I have this Geometry problem here which is a proof question.
I am really unsure of where to start, but I have been told by the teacher that using congruent triangles might help, but does that mean I will need to draw in a line onto the diagram? I'm not quite sure where to start.
Thanks.

2. Let $\displaystyle \widehat{ABC}=\alpha, \widehat{BAC}=2\alpha, \widehat{ACD}=\widehat{DCB}=\beta$

In the triangle BDC we have $\displaystyle CD=\frac{BC\sin\alpha}{\sin(\alpha+\beta)}$

In the triangle ADC we have $\displaystyle CD=\frac{AD\sin 2\alpha}{\sin\beta}$

Then $\displaystyle \frac{BC\sin\alpha}{\sin(\alpha+\beta)}=\frac{2AD\ sin\alpha\cos\alpha}{\sin\beta}\Rightarrow BC\sin\beta=2AD\sin(\alpha+\beta)\cos\alpha\Righta rrow$

$\displaystyle \Rightarrow BC\sin\beta=AD[\sin(2\alpha+\beta)+\sin\beta]\Rightarrow BC=\frac{AD\sin(2\alpha+\beta)}{\sin\beta}+AD=$

$\displaystyle =\frac{AD\sin(\alpha+\beta)}{\sin\beta}+AD=AC+AD$

3. Originally Posted by f1f2f3
I have this Geometry problem here which is a proof question.
I am really unsure of where to start, but I have been told by the teacher that using congruent triangles might help, but does that mean I will need to draw in a line onto the diagram?

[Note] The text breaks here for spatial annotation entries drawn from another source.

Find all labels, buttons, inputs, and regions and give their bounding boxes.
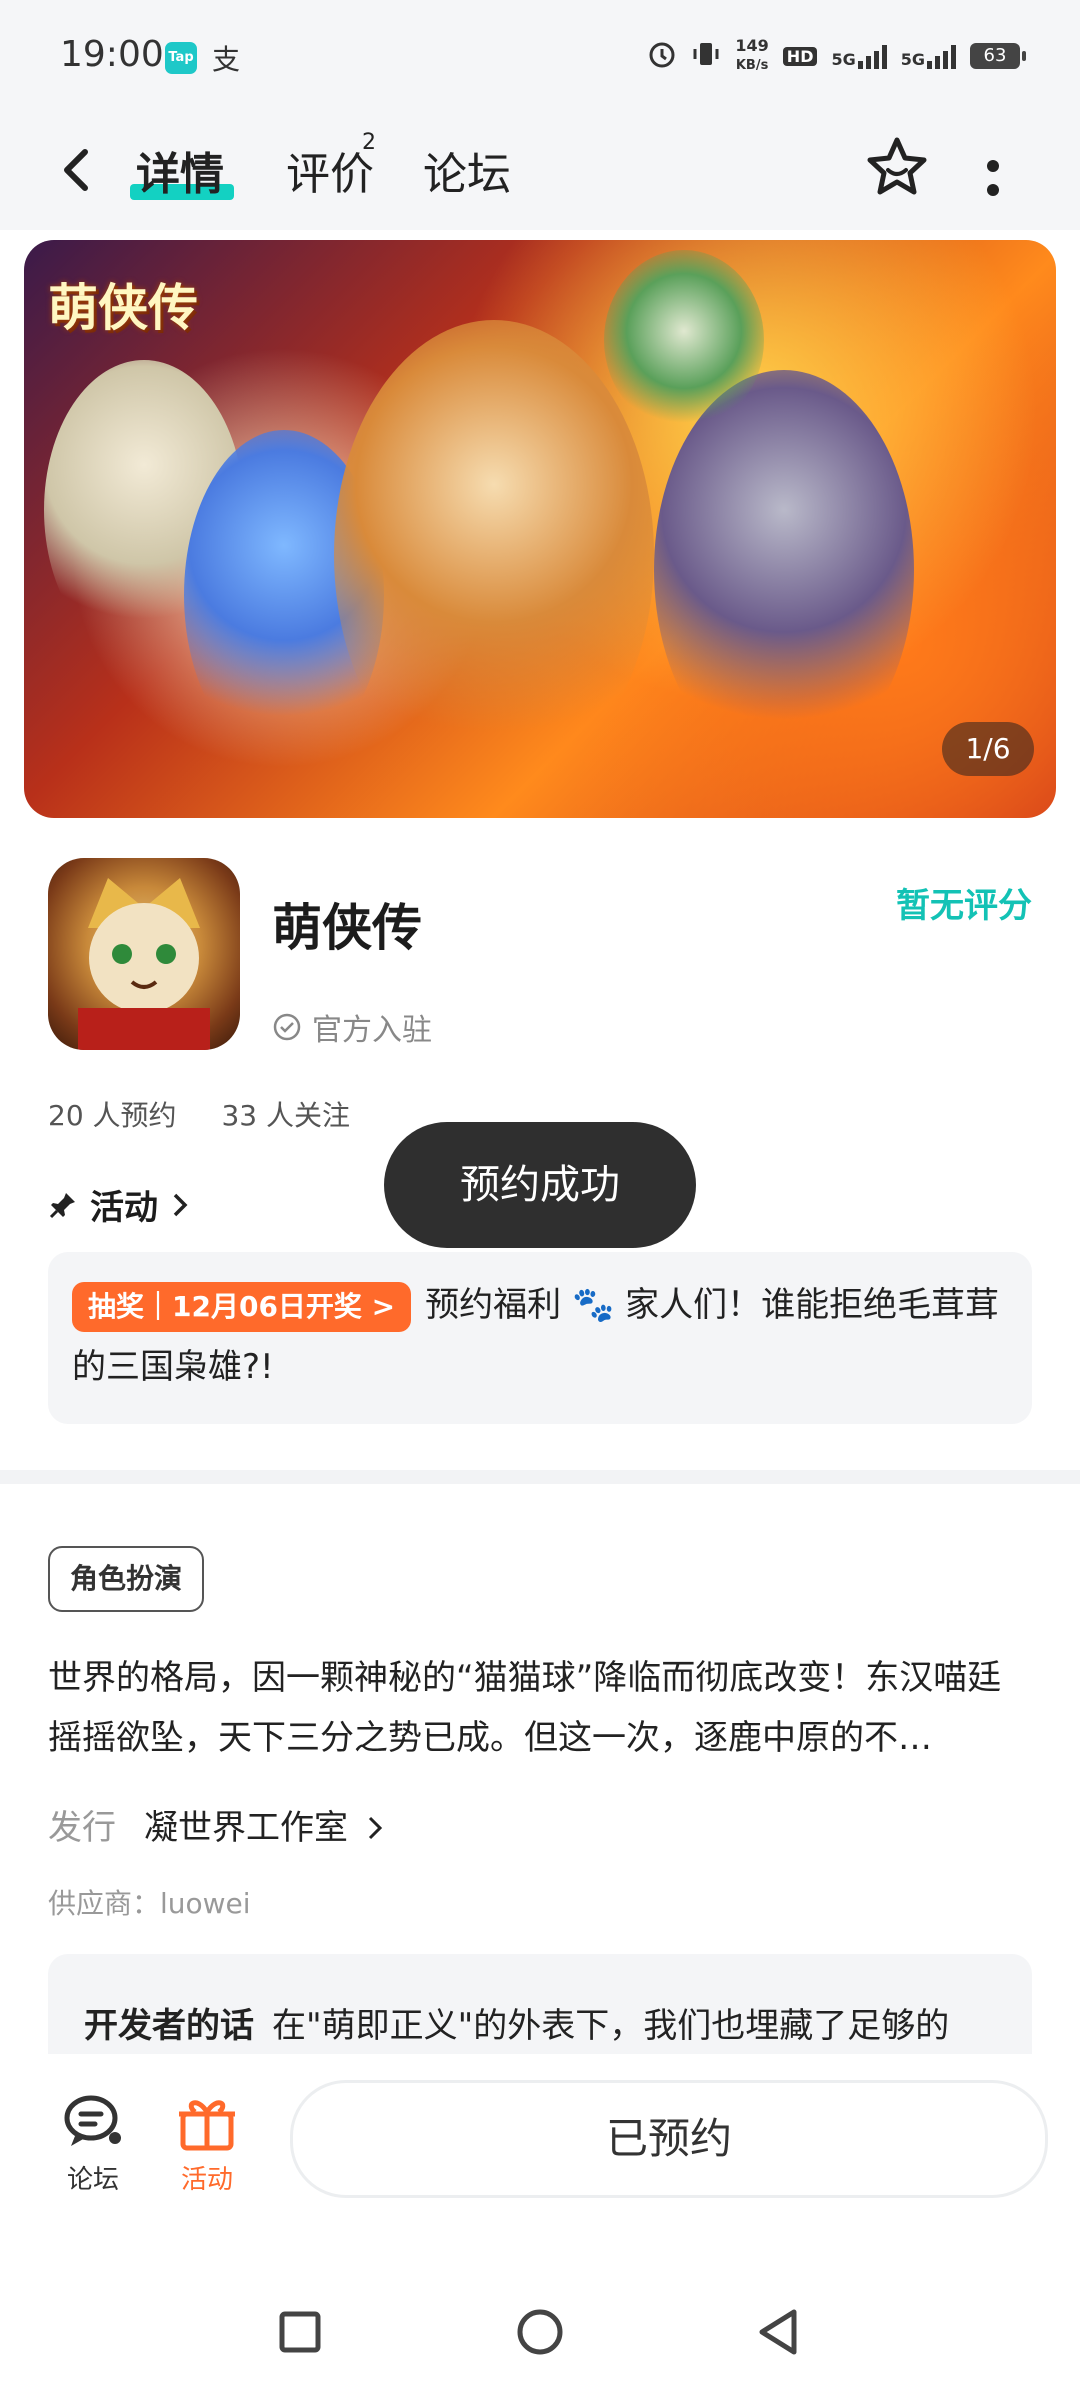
section-divider (0, 1470, 1080, 1484)
tab-reviews[interactable]: 评价 (286, 138, 374, 202)
supplier-text: 供应商：luowei (48, 1887, 251, 1920)
publisher-label: 发行 (48, 1808, 116, 1848)
publisher-row[interactable]: 发行 凝世界工作室 (48, 1800, 385, 1849)
developer-notes-text: 在"萌即正义"的外表下，我们也埋藏了足够的 (272, 2006, 950, 2046)
carousel-page-indicator: 1/6 (942, 722, 1034, 776)
developer-notes-label: 开发者的话 (84, 2006, 254, 2046)
signal-2-icon: 5G (901, 43, 956, 69)
developer-notes: 开发者的话 在"萌即正义"的外表下，我们也埋藏了足够的 (84, 1998, 949, 2047)
tab-forum[interactable]: 论坛 (423, 138, 511, 202)
more-options-icon[interactable] (978, 150, 1008, 210)
status-bar: 19:00 Tap 支 149 KB/s HD 5G 5G 63 (0, 0, 1080, 110)
game-description[interactable]: 世界的格局，因一颗神秘的“猫猫球”降临而彻底改变！东汉喵廷摇摇欲坠，天下三分之势… (48, 1648, 1032, 1768)
back-nav-icon[interactable] (756, 2308, 800, 2360)
genre-tag[interactable]: 角色扮演 (48, 1546, 205, 1612)
net-speed-value: 149 (735, 36, 769, 55)
signal-1-label: 5G (831, 50, 856, 69)
taptap-notification-icon: Tap (165, 42, 197, 74)
favorite-star-icon[interactable] (862, 132, 932, 202)
activity-title: 活动 (90, 1188, 158, 1228)
activity-card[interactable]: 抽奖｜12月06日开奖 > 预约福利 🐾 家人们！谁能拒绝毛茸茸的三国枭雄?! (48, 1252, 1032, 1424)
lottery-badge[interactable]: 抽奖｜12月06日开奖 > (72, 1281, 412, 1332)
net-speed: 149 KB/s (735, 37, 768, 75)
official-verified: 官方入驻 (272, 1005, 432, 1049)
alarm-icon (647, 39, 677, 74)
activity-text: 抽奖｜12月06日开奖 > 预约福利 🐾 家人们！谁能拒绝毛茸茸的三国枭雄?! (72, 1274, 1008, 1398)
top-nav: 详情 评价 2 论坛 (0, 110, 1080, 230)
developer-notes-card[interactable]: 开发者的话 在"萌即正义"的外表下，我们也埋藏了足够的 (48, 1954, 1032, 2054)
app-icon (48, 858, 240, 1050)
chevron-right-icon (368, 1816, 382, 1840)
toast-reservation-success: 预约成功 (384, 1122, 696, 1248)
gift-icon (179, 2100, 235, 2151)
chevron-right-icon (173, 1193, 188, 1216)
vibrate-icon (691, 39, 721, 74)
official-label: 官方入驻 (312, 1013, 432, 1048)
status-indicators: 149 KB/s HD 5G 5G 63 (647, 36, 1026, 76)
character-illustration (334, 320, 654, 790)
pin-icon (49, 1192, 75, 1218)
reservation-count: 20 人预约 (48, 1099, 177, 1132)
net-speed-unit: KB/s (735, 58, 769, 73)
reviews-count-badge: 2 (362, 130, 376, 155)
reserved-button[interactable]: 已预约 (290, 2080, 1048, 2198)
bottom-action-bar: 论坛 活动 已预约 (0, 2054, 1080, 2244)
activity-section-header[interactable]: 活动 (48, 1180, 190, 1229)
activity-shortcut[interactable]: 活动 (152, 2092, 262, 2196)
forum-shortcut-label: 论坛 (66, 2165, 119, 2195)
follower-count: 33 人关注 (221, 1099, 350, 1132)
status-time: 19:00 (60, 34, 164, 75)
character-illustration (604, 250, 764, 430)
battery-icon: 63 (970, 43, 1026, 69)
recent-apps-icon[interactable] (278, 2310, 322, 2358)
alipay-notification-icon: 支 (212, 43, 241, 76)
app-title: 萌侠传 (272, 899, 422, 957)
signal-2-label: 5G (900, 50, 925, 69)
rating-status: 暂无评分 (896, 886, 1032, 926)
hd-icon: HD (782, 46, 818, 66)
forum-chat-icon (64, 2095, 121, 2146)
hero-banner-carousel[interactable]: 萌侠传 1/6 (24, 240, 1056, 818)
publisher-name: 凝世界工作室 (144, 1808, 348, 1848)
back-arrow-icon[interactable] (55, 140, 95, 200)
tab-details[interactable]: 详情 (136, 138, 224, 202)
system-navigation-bar (0, 2244, 1080, 2400)
signal-1-icon: 5G (831, 43, 887, 69)
home-icon[interactable] (516, 2308, 564, 2360)
verified-check-icon (273, 1013, 301, 1041)
app-stats: 20 人预约 33 人关注 (48, 1094, 386, 1134)
banner-game-logo: 萌侠传 (48, 279, 198, 337)
activity-shortcut-label: 活动 (180, 2165, 233, 2195)
character-illustration (654, 370, 914, 770)
forum-shortcut[interactable]: 论坛 (38, 2092, 148, 2196)
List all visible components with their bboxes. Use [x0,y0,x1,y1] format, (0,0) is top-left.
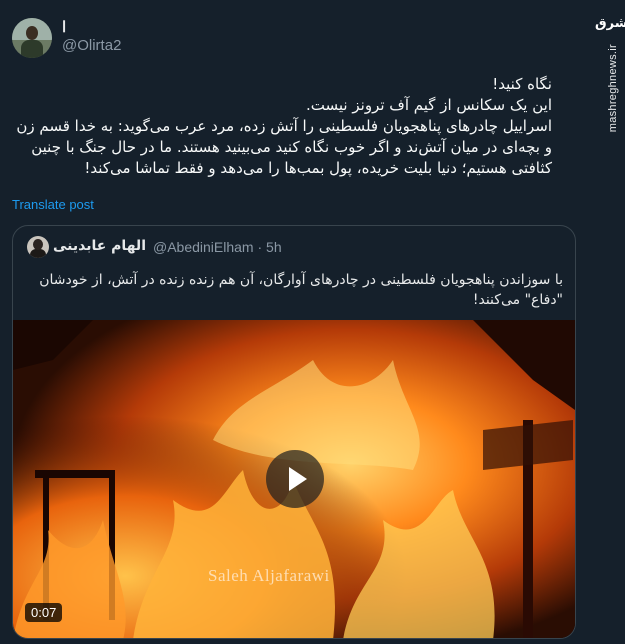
avatar[interactable] [12,18,52,58]
tweet-line: اسراییل چادرهای پناهجویان فلسطینی را آتش… [16,117,552,177]
watermark: مشرق mashreghnews.ir [591,0,625,140]
watermark-site: mashreghnews.ir [607,44,619,133]
quote-text: با سوزاندن پناهجویان فلسطینی در چادرهای … [39,272,563,308]
tweet-page: مشرق mashreghnews.ir ا @Olirta2 نگاه کنی… [0,0,625,644]
video-duration-badge: 0:07 [25,603,63,622]
mashregh-logo: مشرق [595,16,625,31]
author-display-name[interactable]: ا [62,18,66,36]
quote-avatar[interactable] [27,236,49,258]
tweet-line: این یک سکانس از گیم آف ترونز نیست. [306,96,552,114]
quoted-tweet-card[interactable]: الهام عابدینی @AbediniElham · 5h با سوزا… [12,225,576,639]
video-credit-watermark: Saleh Aljafarawi [208,566,330,585]
translate-post-link[interactable]: Translate post [12,197,94,212]
tweet-text: نگاه کنید! این یک سکانس از گیم آف ترونز … [12,74,552,179]
author-handle[interactable]: @Olirta2 [62,37,121,54]
quote-author-handle-time[interactable]: @AbediniElham · 5h [153,239,282,255]
quote-author-name[interactable]: الهام عابدینی [53,238,146,254]
video-player[interactable]: Saleh Aljafarawi 0:07 [13,320,575,638]
tweet-line: نگاه کنید! [492,75,552,93]
play-icon[interactable] [266,450,324,508]
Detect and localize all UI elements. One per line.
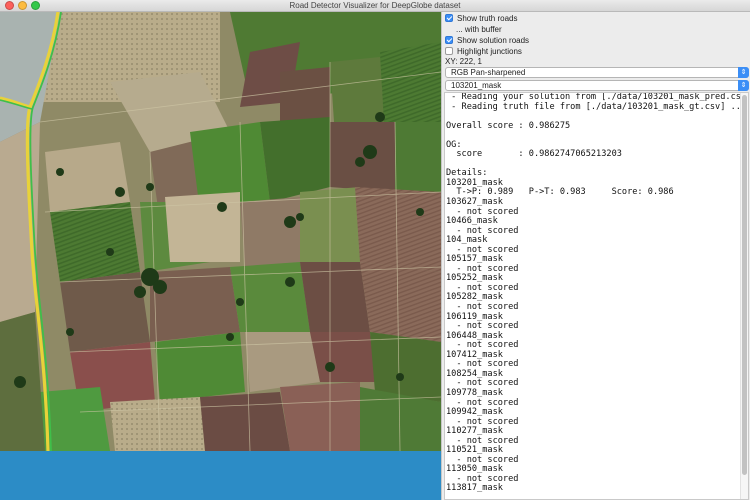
- chevron-updown-icon[interactable]: ⇕: [738, 67, 749, 78]
- log-lines: - Reading your solution from [./data/103…: [445, 93, 748, 494]
- log-line: Overall score : 0.986275: [446, 120, 571, 131]
- image-mode-select[interactable]: RGB Pan-sharpened ⇕: [445, 67, 749, 78]
- chevron-updown-icon[interactable]: ⇕: [738, 80, 749, 91]
- with-buffer-label: ... with buffer: [456, 24, 502, 34]
- log-scrollbar-thumb[interactable]: [742, 95, 747, 475]
- show-truth-roads-label: Show truth roads: [457, 13, 518, 23]
- log-line: - Reading truth file from [./data/103201…: [446, 101, 747, 112]
- satellite-image-view[interactable]: [0, 12, 441, 451]
- window-title: Road Detector Visualizer for DeepGlobe d…: [289, 1, 461, 10]
- highlight-junctions-checkbox[interactable]: Highlight junctions: [445, 45, 522, 57]
- log-scrollbar[interactable]: [740, 93, 748, 499]
- log-line: score : 0.9862747065213203: [446, 149, 622, 160]
- xy-readout: XY: 222, 1: [445, 57, 482, 66]
- show-solution-roads-label: Show solution roads: [457, 35, 530, 45]
- log-line: 113817_mask: [446, 483, 503, 494]
- image-mode-value: RGB Pan-sharpened: [451, 68, 526, 77]
- log-line: - not scored: [446, 225, 519, 236]
- empty-view-area: [0, 451, 441, 500]
- window-titlebar: Road Detector Visualizer for DeepGlobe d…: [0, 0, 750, 12]
- satellite-image: [0, 12, 441, 451]
- image-select-value: 103201_mask: [451, 81, 502, 90]
- highlight-junctions-label: Highlight junctions: [457, 46, 522, 56]
- image-select[interactable]: 103201_mask ⇕: [445, 80, 749, 91]
- checkbox-checked-icon[interactable]: [445, 14, 453, 22]
- checkbox-checked-icon[interactable]: [445, 36, 453, 44]
- control-panel: Show truth roads ... with buffer Show so…: [441, 12, 750, 500]
- score-log[interactable]: - Reading your solution from [./data/103…: [444, 92, 749, 500]
- checkbox-unchecked-icon[interactable]: [445, 47, 453, 55]
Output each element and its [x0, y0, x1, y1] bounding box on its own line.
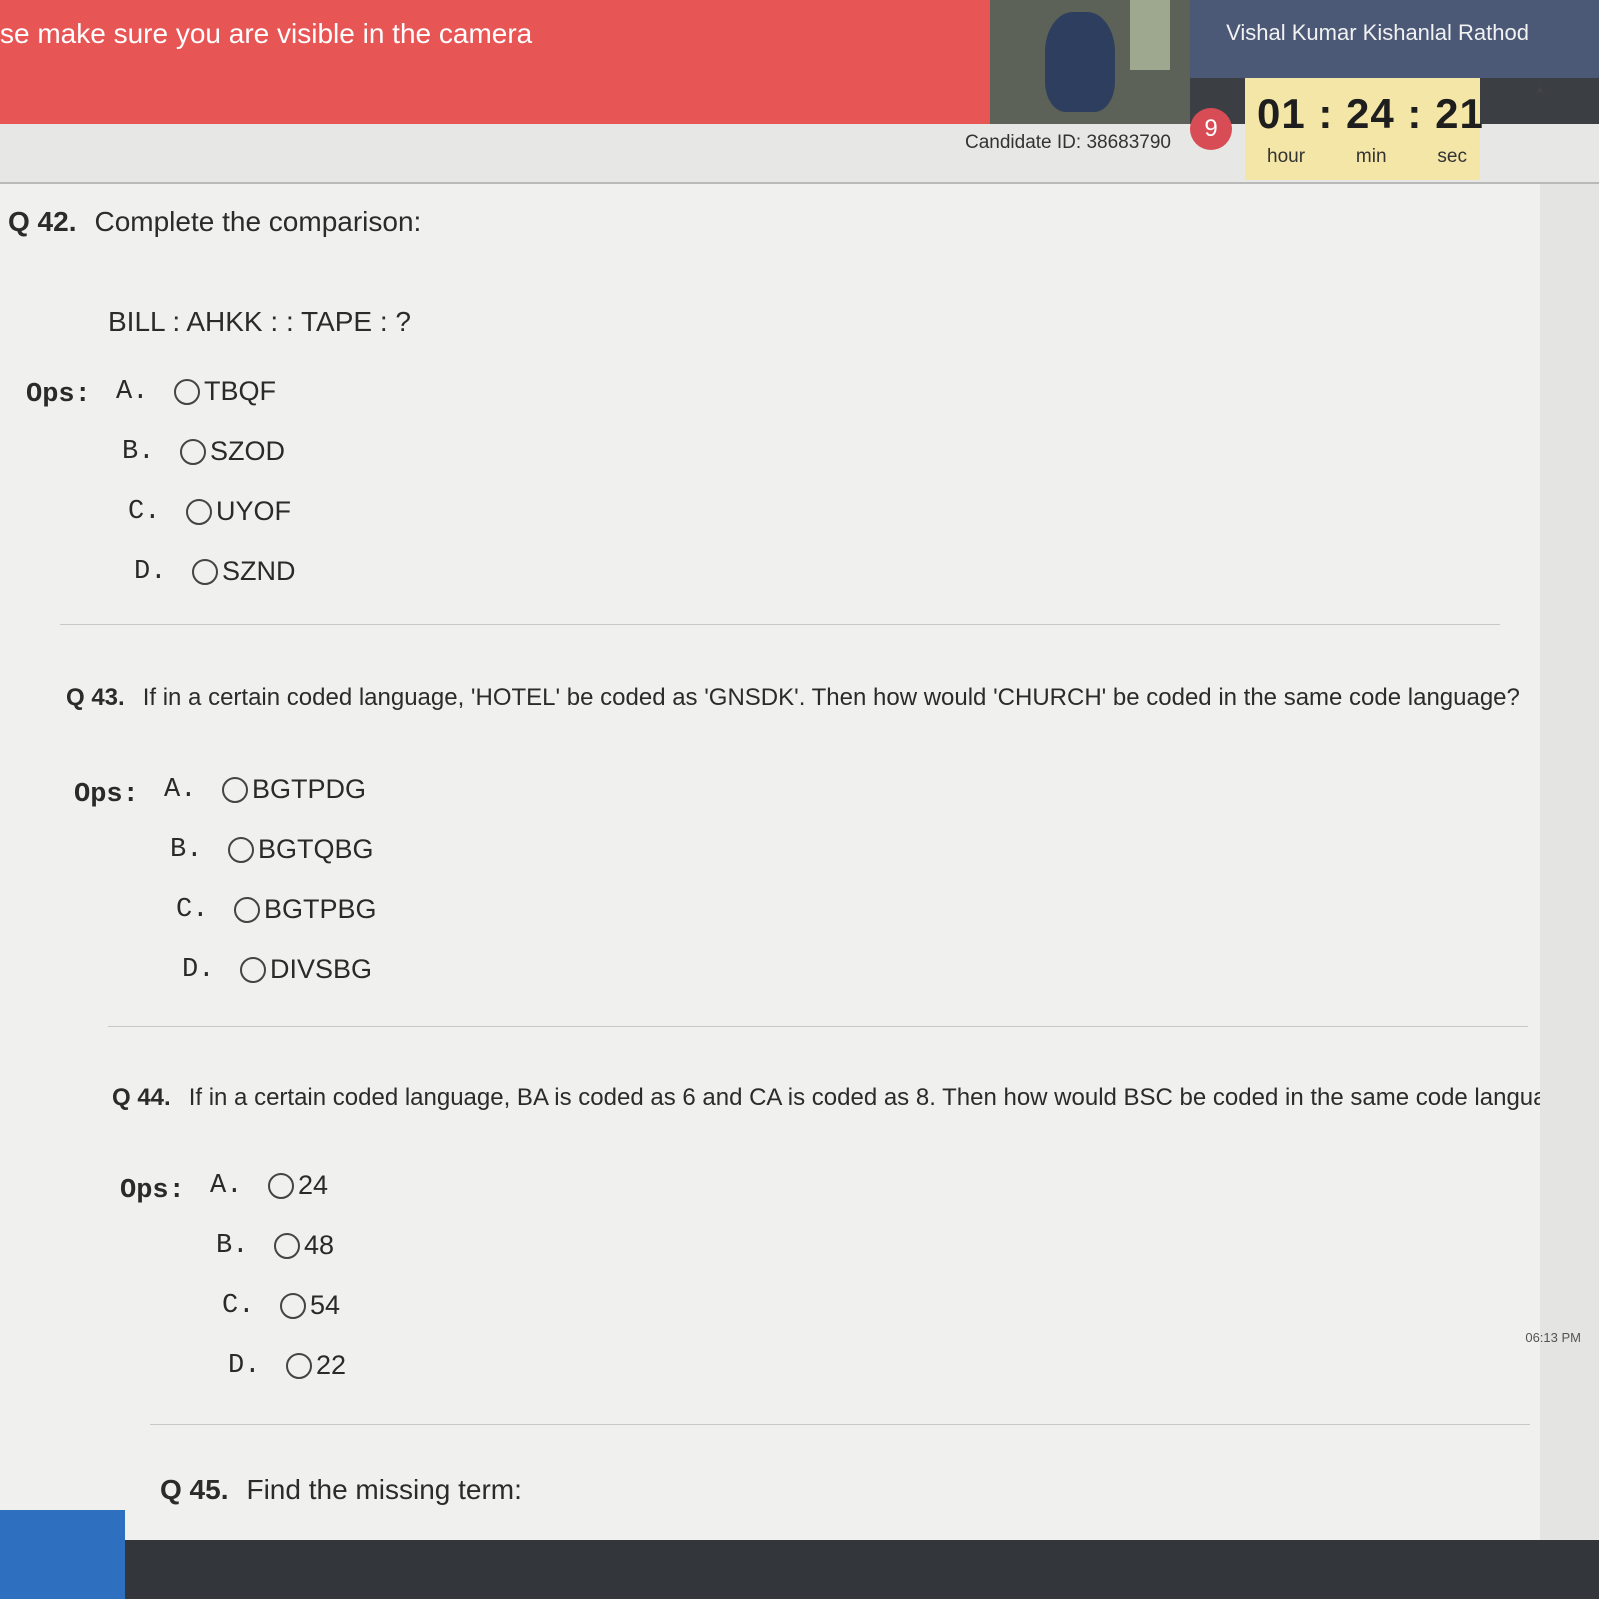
q43-option-b[interactable]: B. BGTQBG	[170, 834, 374, 865]
q44-option-b[interactable]: B. 48	[216, 1230, 334, 1261]
webcam-person	[1045, 12, 1115, 112]
question-number: Q 42.	[8, 206, 77, 237]
question-panel: Q 42. Complete the comparison: BILL : AHK…	[0, 184, 1587, 1599]
separator	[60, 624, 1500, 625]
question-45: Q 45. Find the missing term:	[160, 1474, 522, 1506]
webcam-preview	[990, 0, 1190, 128]
notification-badge[interactable]: 9	[1190, 108, 1232, 150]
scroll-up-arrow-icon[interactable]: ▲	[1535, 84, 1545, 95]
radio-button[interactable]	[228, 836, 254, 863]
radio-button[interactable]	[240, 956, 266, 983]
ops-label: Ops:	[120, 1176, 185, 1206]
question-number: Q 45.	[160, 1474, 229, 1505]
candidate-id: Candidate ID: 38683790	[965, 132, 1171, 153]
radio-button[interactable]	[268, 1172, 294, 1199]
camera-warning-banner: se make sure you are visible in the came…	[0, 0, 990, 128]
page-edge	[1540, 184, 1599, 1599]
timer-units: hour min sec	[1267, 146, 1467, 168]
taskbar	[0, 1540, 1599, 1599]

I'm not quite sure where to start.
Thanks.
I wonder if this is the construction that the teacher had in mind. Let E be a point on BC such that angle EDC = angle ADC. Then see if you can prove these facts:
1. Triangles DEC, DAC are congruent.
2. Angle DEC = angle DAC = 2× angle DBE.
3. Triangle BDE is isosceles.
4. BE = DE = DA.
5. BC = BE + EC = AD + AC.

4. Sorry, I'm not quite sure how I'm supposed to prove the first step. How are triangles DEC and DAC congruent?

5. Originally Posted by f1f2f3
Sorry, I'm not quite sure how I'm supposed to prove the first step. How are triangles DEC and DAC congruent?
• The side CD is common to both triangles.
• Angle EDC = angle ADC (by construction).
• Angle ECD = angle ACD (because CD bisects angle ACB).
Therefore the triangles are congruent (one is a mirror image of the other).

6. Also, how do I know that triangle BDE is isosceles?

7. Originally Posted by f1f2f3
Also, how do I know that triangle BDE is isosceles?
The external angle DEC is the sum of the internal angles DBE + BDE. But we know that angle DEC = angle BAC, which we are told is equal to twice angle DBE. So angle DBE is half of angle DEC, and therefore so is angle BDE. Thus the angles DBE and BDE are equal.